The resulting fasta files enables the usage of external sequence analysis tools. Currently the external sequence tools directly supported by IsoformSwitchAnalyzeR are:
- Pfam: Prediction of protein domains, which can be run either locally or via their [webserver](https://www.ebi.ac.uk/Tools/hmmer/search/hmmscan).
- Tools for Coding Potential Analysis:
+ CPC2: The Coding Calculator 2, which can be run either locally or via their [webserver](http://cpc2.cbi.pku.edu.cn/batch.php).
+ CPAT: The Coding-Potential Assessment Tool, which can be run either locally or via their [webserver](http://lilab.research.bcm.edu/cpat/).
- SignalP: Prediction of Signal Peptides, which can be run either locally or via their [webserver](http://www.cbs.dtu.dk/services/SignalP/) (V5 is supported).

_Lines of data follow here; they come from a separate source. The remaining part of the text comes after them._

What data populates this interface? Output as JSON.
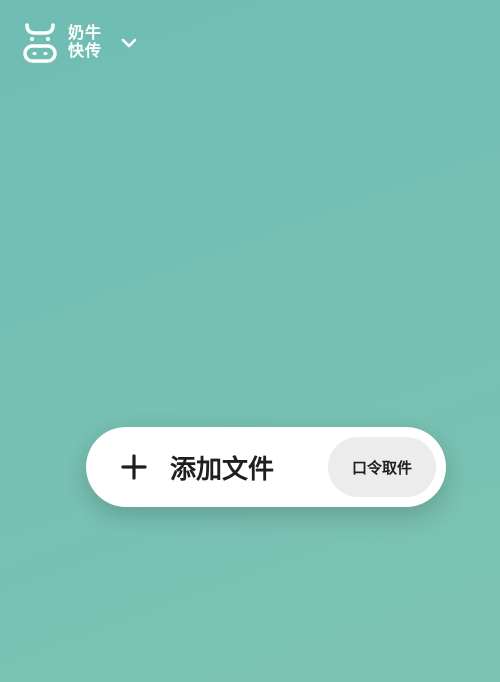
{
  "header": {
    "brand_line1": "奶牛",
    "brand_line2": "快传",
    "logo_icon": "cow-icon",
    "menu_icon": "chevron-down-icon"
  },
  "main": {
    "add_file_label": "添加文件",
    "add_icon": "plus-icon",
    "code_receive_label": "口令取件"
  },
  "colors": {
    "background_start": "#6fbdb3",
    "background_end": "#7cc3b1",
    "pill_background": "#ffffff",
    "secondary_button_background": "#ececec",
    "text_dark": "#1f1f1f",
    "brand_text": "#ffffff"
  }
}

- Tools Prediction of Intrinsically Disordered Regions (IDR):
+ IUPred2A: Which both predict IDRs and Intrinsically Disordered Binding Regions (IDBR) It can be run either locally or via their [webserver](https://iupred2a.elte.hu)
+ NetSurfP-2: Which as parts of its predicitons also predict IDR. It can be run either locally or via their [webserver](http://www.cbs.dtu.dk/services/NetSurfP-2.0/).

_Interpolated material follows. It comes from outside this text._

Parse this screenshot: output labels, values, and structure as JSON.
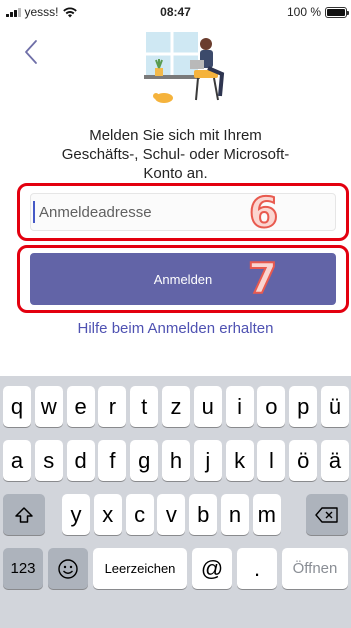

**Part 2) Plot All Isoform Switches and Their annotation.** This part involves importing and incorporating the results of all the external sequence analysis, analyzing alternative splicing, predicting functional consequences of isoform switches and plotting i) individual genes with isoform switches and ii) genome wide patterns in the consequences of isoform switching.
All of this can be done using the function:
isoformSwitchAnalysisPart2()
See below for example of usage, and [Detailed Workflow] for details on the individual analysis step (and what function actually perform them).
**Alternatively**, if one does not plan to incorporate external sequence analysis (or is only interested in splicing), it is possible to run the full workflow using:
isoformSwitchAnalysisCombined()
This corresponds to running _isoformSwitchAnalysisPart1()_ and _isoformSwitchAnalysisPart2()_ without adding the external results.